Metadata-Version: 2.4
Name: inferyx-monitoring
Version: 1.0.15
Summary: Monitor batch pipelines via API and email alerts — install and deploy on Linux servers from PyPI
Author-email: Inferyx DevOps <devops@inferyx.com>
License: Copyright (c) 2026 Inferyx. All rights reserved.
        
        Proprietary software. Unauthorized copying, distribution, or use is prohibited
        unless agreed in writing with Inferyx.
        
        For open-source release, replace this file with your chosen license (e.g.

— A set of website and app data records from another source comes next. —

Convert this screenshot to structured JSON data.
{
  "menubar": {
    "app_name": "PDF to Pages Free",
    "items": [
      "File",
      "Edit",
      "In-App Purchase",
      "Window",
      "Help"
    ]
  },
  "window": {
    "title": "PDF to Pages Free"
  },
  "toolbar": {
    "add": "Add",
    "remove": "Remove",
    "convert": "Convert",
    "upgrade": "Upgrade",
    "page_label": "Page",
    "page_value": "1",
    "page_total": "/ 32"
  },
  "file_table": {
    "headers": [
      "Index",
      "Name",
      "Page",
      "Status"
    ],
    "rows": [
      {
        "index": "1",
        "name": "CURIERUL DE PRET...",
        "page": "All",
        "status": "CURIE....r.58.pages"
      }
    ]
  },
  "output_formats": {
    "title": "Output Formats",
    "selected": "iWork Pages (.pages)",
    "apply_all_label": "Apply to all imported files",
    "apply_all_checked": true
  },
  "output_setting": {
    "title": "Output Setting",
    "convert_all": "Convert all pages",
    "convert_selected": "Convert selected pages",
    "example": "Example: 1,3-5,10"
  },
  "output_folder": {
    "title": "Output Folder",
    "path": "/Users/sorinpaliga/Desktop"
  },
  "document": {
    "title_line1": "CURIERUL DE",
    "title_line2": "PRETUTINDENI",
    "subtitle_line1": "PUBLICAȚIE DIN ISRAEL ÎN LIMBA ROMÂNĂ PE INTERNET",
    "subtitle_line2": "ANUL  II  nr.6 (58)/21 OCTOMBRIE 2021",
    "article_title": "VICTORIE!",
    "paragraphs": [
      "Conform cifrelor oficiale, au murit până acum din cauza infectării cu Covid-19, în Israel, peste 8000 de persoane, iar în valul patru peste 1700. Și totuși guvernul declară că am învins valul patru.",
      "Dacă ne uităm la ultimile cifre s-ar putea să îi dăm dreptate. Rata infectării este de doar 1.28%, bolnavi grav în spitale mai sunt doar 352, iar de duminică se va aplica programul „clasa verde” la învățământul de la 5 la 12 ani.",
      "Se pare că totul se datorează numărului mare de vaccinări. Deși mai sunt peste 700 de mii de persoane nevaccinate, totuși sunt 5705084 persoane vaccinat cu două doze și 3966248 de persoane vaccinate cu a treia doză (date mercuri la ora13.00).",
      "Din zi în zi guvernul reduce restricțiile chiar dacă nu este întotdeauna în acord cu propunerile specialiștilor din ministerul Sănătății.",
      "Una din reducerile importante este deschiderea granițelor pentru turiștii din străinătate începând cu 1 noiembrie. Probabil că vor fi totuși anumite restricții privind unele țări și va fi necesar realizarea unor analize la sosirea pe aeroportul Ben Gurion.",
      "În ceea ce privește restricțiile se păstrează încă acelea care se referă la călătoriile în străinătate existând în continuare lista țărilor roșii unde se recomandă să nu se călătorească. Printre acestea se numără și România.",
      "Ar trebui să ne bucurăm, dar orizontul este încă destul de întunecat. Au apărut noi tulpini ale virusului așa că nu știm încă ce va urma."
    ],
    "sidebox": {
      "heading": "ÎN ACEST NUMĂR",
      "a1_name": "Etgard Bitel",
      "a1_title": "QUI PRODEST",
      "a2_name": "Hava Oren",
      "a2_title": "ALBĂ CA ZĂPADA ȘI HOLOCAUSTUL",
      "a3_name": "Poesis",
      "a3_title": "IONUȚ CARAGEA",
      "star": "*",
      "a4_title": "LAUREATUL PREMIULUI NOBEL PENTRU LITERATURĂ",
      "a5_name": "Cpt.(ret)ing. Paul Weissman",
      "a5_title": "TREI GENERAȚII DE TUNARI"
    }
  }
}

MIT, Apache-2.0)
        before publishing to public PyPI.
        
Keywords: batch,monitoring,pipeline,email,inferyx
Classifier: Development Status :: 4 - Beta
Classifier: Intended Audience :: System Administrators
Classifier: Programming Language :: Python :: 3
Classifier: Programming Language :: Python :: 3.9
Classifier: Programming Language :: Python :: 3.10
Classifier: Programming Language :: Python :: 3.11
Classifier: Programming Language :: Python :: 3.12
Classifier: Operating System :: OS Independent
Classifier: Topic :: System :: Monitoring
Requires-Python: >=3.9
Description-Content-Type: text/markdown
License-File: LICENSE
Requires-Dist: pandas>=2.0.0
Requires-Dist: requests>=2.31.0
Requires-Dist: python-dateutil>=2.8.2
Provides-Extra: dev
Requires-Dist: build; extra == "dev"
Requires-Dist: twine; extra == "dev"
Requires-Dist: check-manifest; extra == "dev"
Dynamic: license-file

# inferyx-monitoring — Server deployment

Monitor batch jobs from CSV, poll status via API, and send email alerts for failures, missed runs, long-running jobs, and missing API data.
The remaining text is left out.